Not content with organizing billions of Web documents, Google Inc. is leading the charge in turning library collections into searchable digital content.
In announcing Tuesday that it is working with five major libraries to scan millions of books for inclusion in its Web index, Google opened another battle in the intense competition among the leading search engines.
Its major search competitors will likely respond by further expanding their own indexes with sources outside of traditional Web pages, analysts said.
Meanwhile, Googles step into becoming a digital library drew enthusiasm as well as uncertainty from librarians. They were optimistic that the project would raise the profile on libraries in the age of the Internet but worried that book collections might get lost in the sea of searchable information on Google.
"This is valuable content," said Allen Weiner, a research director at Gartner Inc. "Weve been focused on Web content, which has varying degrees of value, but this has a built-in marketplace and built-in demand."
Googles library project is part of the Google Print effort it started testing early this year and launched as a beta in October. Through Google Print, the Mountain View, Calif., company is working with publishers to include digital versions of books and periodicals in its search index of about 8 billion documents.
For the library project, Google is partnering with the New York Public Library and the libraries of Harvard University, Stanford University, the University of Oxford and the University of Michigan.
Scanning the libraries collections will take years, but Google already has made a small percentage available from its search engine, said Susan Wojcicki, Googles director of product management.
Google has reached different arrangements with the libraries, each of which has a collection ranging from 7 million to 15 million books. It will scan the entire collections of the Stanford and Michigan libraries, while it will digitize works from 1900 and earlier at Oxford, Wojcicki said.
Harvard and the New York Public Library are starting with pilot projects of a subset of their collections.
"This is something we wanted to do when the company started, and it was the vision of founders before they even started Google," Wojcicki said, noting Googles origin as a library digitization project at Stanford. "This happened to be a time where Google had enough resources to take on such an endeavor."

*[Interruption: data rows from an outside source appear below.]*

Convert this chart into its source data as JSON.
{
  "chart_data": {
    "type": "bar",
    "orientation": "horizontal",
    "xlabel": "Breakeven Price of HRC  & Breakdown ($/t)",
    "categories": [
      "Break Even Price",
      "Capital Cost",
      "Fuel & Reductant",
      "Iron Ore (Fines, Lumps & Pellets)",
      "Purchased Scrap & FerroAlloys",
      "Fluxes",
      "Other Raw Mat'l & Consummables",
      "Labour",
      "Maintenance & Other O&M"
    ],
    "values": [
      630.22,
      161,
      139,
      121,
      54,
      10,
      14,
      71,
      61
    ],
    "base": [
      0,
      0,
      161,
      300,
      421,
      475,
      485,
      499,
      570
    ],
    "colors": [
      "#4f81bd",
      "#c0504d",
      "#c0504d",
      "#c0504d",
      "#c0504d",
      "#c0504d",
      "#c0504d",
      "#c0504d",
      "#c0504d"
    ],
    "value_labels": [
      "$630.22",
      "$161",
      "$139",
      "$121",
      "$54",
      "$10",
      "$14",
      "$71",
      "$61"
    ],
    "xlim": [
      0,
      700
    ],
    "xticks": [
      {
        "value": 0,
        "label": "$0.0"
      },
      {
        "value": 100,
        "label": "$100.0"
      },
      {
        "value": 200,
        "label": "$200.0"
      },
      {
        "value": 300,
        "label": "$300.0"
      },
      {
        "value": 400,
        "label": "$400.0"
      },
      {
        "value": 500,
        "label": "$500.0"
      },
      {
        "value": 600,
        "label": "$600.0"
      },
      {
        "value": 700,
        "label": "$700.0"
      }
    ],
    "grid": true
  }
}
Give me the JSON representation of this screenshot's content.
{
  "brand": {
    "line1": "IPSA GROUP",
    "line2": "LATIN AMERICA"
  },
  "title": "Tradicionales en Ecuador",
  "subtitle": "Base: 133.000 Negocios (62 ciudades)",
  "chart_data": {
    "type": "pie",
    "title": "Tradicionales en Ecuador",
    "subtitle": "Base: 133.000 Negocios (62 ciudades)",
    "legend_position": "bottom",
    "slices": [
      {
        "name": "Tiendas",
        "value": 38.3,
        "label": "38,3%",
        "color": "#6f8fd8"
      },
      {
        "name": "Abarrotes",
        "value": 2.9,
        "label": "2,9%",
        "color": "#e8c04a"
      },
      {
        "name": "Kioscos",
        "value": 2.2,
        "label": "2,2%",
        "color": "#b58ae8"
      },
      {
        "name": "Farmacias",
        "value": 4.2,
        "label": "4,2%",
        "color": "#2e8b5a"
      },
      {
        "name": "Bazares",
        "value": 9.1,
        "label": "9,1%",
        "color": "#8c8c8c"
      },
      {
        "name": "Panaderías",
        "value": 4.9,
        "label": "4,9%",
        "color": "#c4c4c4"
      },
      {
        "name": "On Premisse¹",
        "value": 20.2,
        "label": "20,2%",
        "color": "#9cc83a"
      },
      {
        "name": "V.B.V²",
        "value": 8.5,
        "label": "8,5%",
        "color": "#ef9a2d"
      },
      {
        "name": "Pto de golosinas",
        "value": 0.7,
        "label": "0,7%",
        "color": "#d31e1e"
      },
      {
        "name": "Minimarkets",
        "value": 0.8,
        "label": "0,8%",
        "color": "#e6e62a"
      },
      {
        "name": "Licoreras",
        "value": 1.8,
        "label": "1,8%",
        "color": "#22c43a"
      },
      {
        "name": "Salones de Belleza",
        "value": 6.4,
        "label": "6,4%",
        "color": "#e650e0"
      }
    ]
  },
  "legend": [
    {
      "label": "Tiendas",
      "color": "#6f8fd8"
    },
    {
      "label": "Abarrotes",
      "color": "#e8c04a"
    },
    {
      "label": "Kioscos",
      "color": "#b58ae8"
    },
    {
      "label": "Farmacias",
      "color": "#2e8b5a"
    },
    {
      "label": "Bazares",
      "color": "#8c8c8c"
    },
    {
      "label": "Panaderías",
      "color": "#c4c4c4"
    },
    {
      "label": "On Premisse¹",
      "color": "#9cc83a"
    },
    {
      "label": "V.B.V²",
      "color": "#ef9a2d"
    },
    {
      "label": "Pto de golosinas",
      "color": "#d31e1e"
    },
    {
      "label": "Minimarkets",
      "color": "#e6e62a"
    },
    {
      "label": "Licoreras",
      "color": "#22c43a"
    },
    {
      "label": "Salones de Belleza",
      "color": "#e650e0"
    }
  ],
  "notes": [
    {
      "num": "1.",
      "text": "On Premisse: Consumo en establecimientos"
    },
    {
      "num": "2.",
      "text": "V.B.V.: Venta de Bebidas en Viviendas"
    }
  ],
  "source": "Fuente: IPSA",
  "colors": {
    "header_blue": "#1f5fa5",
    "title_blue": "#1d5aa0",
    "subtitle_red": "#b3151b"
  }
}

Google earlier this year raised $1.7 billion in one of the years most closely watch initial public offerings.
Google is classifying books into three categories to deal with copyright issues. For works in the public domain, Google plans to make the full text available as part of search results.
For those under copyright, Google will work with publishers to determine how much of the text will be shown, Wojcicki said. Where it has no publisher relationship, Google will show short excerpts or only bibliographical information.
Google also plans to display its sponsored links alongside the text of books where it has a publisher relationship and to share with publishers a portion of pay-per-click revenues, Wojcicki said. With public-domain works and the excerpts, no ads will be displayed.
In a preview page about the library results, Google also is displaying links for buying a book at an online bookseller or for borrowing it from a local library.